On the one hand, easier financial conditions, rising home prices, rebounding consumer sentiment, and a stabilisation in manufacturing activity have all amalgamated for near-term US growth prospects. However, the economy has continued to enjoy significant policy stimulus which largely explains the contrast between its strength and the weakness of other economies such as Europe, Britain, China and Japan. Any shift in policy may put this strength to a test. On the other hand, an unsustainably low savings rate is a key risk to the US economic outlook as consumers continue to draw down on their pandemic savings. This sets the stage for a new economic regime that may see inflation targets becoming more of a floor than a ceiling, and fiscal policy impacting inflation and interest rates.

Inflation has been trending towards target levels both in the US and the Eurozone. Thus far, inflation has fallen without higher interest rates crashing economies. However, the finishing line has not been reached and victory cannot be declared yet. The last mile is usually the hardest and there is plenty of scope for surprises. Although the 2% inflation target has almost been achieved in the US Personal Consumption Expenditure (PCE), the Consumer Price Index (CPI) is still running at 3-3.5% annualized over the past one, three and six months. There still remains an upside risk to inflation due to higher healthcare costs, rising container shipping costs, a rebound in goods prices, and real wages. As a result, PCE inflation may converge up to CPI in the near term, instead of CPI converging down to PCE.

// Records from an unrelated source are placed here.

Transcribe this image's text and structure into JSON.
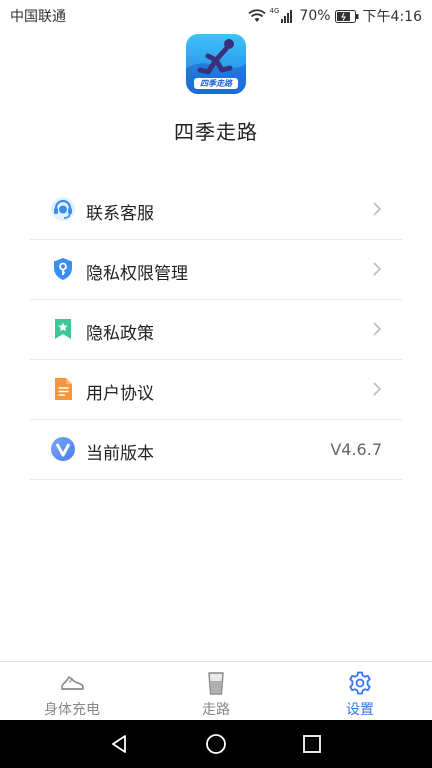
{
  "status_bar": {
    "carrier": "中国联通",
    "network": "4G",
    "battery": "70%",
    "time": "下午4:16"
  },
  "header": {
    "logo_text": "四季走路",
    "app_name": "四季走路"
  },
  "menu": {
    "items": [
      {
        "label": "联系客服",
        "icon": "headset-icon",
        "color": "#3a8ef0"
      },
      {
        "label": "隐私权限管理",
        "icon": "shield-key-icon",
        "color": "#3a8ef0"
      },
      {
        "label": "隐私政策",
        "icon": "bookmark-star-icon",
        "color": "#3cc79a"
      },
      {
        "label": "用户协议",
        "icon": "document-icon",
        "color": "#f5963a"
      },
      {
        "label": "当前版本",
        "icon": "v-badge-icon",
        "color": "#5b8ef3",
        "value": "V4.6.7"
      }
    ]
  },
  "tabs": [
    {
      "label": "身体充电",
      "icon": "shoe-icon",
      "active": false
    },
    {
      "label": "走路",
      "icon": "cup-icon",
      "active": false
    },
    {
      "label": "设置",
      "icon": "gear-icon",
      "active": true
    }
  ],
  "colors": {
    "accent": "#3b74ee",
    "divider": "#e9e9e9",
    "inactive_tab": "#888888"
  }
}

The latest data releases are forcing greater attention on important inflation dynamics, particularly on the stickiness of services inflation. Its deceleration is needed before some of the goods deflation runs out of steam. Policymakers want to see services ex-housing inflation moderating rapidly. This is what is called 'super core' inflation. It represents the stickiest component of the inflation basket which should move down for policy makers to declare victory. Apparently, this component of inflation re-accelerated from 3% late last year to 5.5% on a 6-month annualised basis last month.

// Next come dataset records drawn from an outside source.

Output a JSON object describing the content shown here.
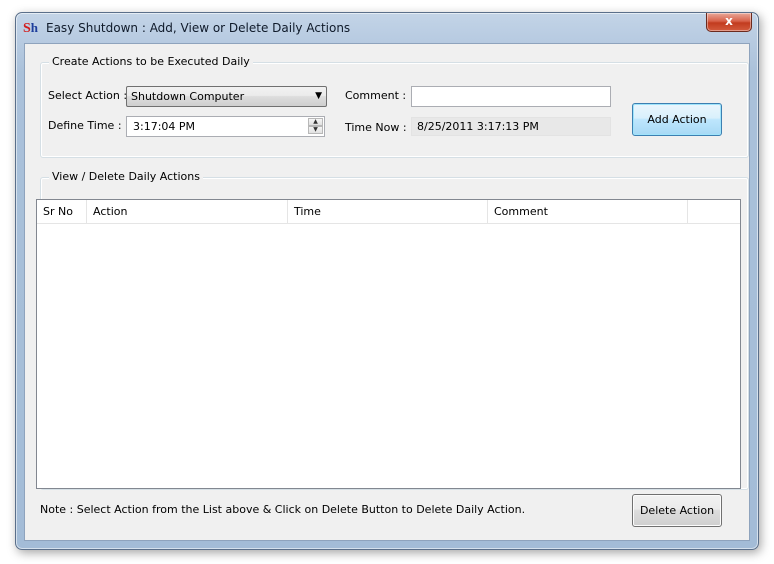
{
  "window": {
    "title": "Easy Shutdown : Add, View or Delete Daily Actions",
    "icon_text_s": "S",
    "icon_text_h": "h",
    "close_glyph": "x"
  },
  "create_group": {
    "label": "Create Actions to be Executed Daily",
    "select_action_label": "Select Action :",
    "select_action_value": "Shutdown Computer",
    "define_time_label": "Define Time :",
    "define_time_value": "3:17:04 PM",
    "comment_label": "Comment :",
    "comment_value": "",
    "time_now_label": "Time Now :",
    "time_now_value": "8/25/2011 3:17:13 PM",
    "add_button": "Add Action"
  },
  "view_group": {
    "label": "View / Delete Daily Actions",
    "columns": [
      "Sr No",
      "Action",
      "Time",
      "Comment"
    ],
    "rows": []
  },
  "footer": {
    "note": "Note : Select Action from the List above & Click on Delete Button to Delete Daily Action.",
    "delete_button": "Delete Action"
  },
  "icons": {
    "dropdown": "chevron-down-icon",
    "spin_up": "spin-up-icon",
    "spin_down": "spin-down-icon",
    "app": "app-logo-icon",
    "close": "close-icon"
  },
  "colors": {
    "close_button": "#c23c1f",
    "default_button_border": "#3c7fb1",
    "window_frame": "#b9cce2",
    "client_bg": "#f0f0f0"
  }
}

The possibilities of an economic slowdown or an inflation relapse are creating dilemmas for central banks, making their actions even more difficult to predict. Keeping rates too high for too long can have long lasting effects on economic growth. Keeping rates steady while inflation is coming down implies rising real rates. Maintaining positive real rates for too long, especially at a time when most developed countries are facing growing levels of debt and surging interest rate payments, is unsustainable. Central bankers in the US, Europe and UK have already been pushing back on market expectations of interest rate cuts beginning sooner rather than later. The path to a painless soft landing remains challenging, with geopolitical tensions, regional conflicts and global trade disruptions becoming additional headwinds for policymakers.

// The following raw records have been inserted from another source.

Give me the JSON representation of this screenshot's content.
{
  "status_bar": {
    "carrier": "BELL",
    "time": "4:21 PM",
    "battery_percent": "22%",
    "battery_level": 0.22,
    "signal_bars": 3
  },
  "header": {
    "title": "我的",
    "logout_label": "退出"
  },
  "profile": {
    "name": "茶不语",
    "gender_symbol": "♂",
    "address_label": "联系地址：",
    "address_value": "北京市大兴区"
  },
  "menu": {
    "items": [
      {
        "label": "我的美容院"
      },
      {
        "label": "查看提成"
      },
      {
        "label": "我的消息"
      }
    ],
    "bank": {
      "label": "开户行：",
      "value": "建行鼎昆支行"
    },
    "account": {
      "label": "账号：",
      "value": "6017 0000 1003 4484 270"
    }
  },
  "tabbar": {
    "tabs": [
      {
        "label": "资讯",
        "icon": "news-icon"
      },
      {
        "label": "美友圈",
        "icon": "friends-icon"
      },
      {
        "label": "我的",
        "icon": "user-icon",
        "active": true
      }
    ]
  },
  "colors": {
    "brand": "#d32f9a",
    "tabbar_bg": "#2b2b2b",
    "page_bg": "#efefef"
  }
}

One key takeaway from 2023 was that remaining fully invested for the long-term is paramount for investors. Time in the market outweighs trying to time the market, especially based on consensus views. As a final thought, with the increasingly unpredictable nature of market returns, forecasting the outlook is tougher than ever. The best approach in such an environment is a relentless focus on quality and well-thought through diversification across a broad range of asset classes and sectors. High-quality businesses will earn high returns, benefit from competitive moats, and have balance sheets that will sustain them in any economic conditions. Aligning quality with sensible diversification will help investors to succeed regardless of consensus views.

Sources: Bloomberg Economics
Disclaimer: The views expressed are the opinions of the writer and whilst believed reliable may differ from the views of Butterfield Bank (Cayman) Limited. The Bank accepts no liability for errors or actions taken on the basis of this information.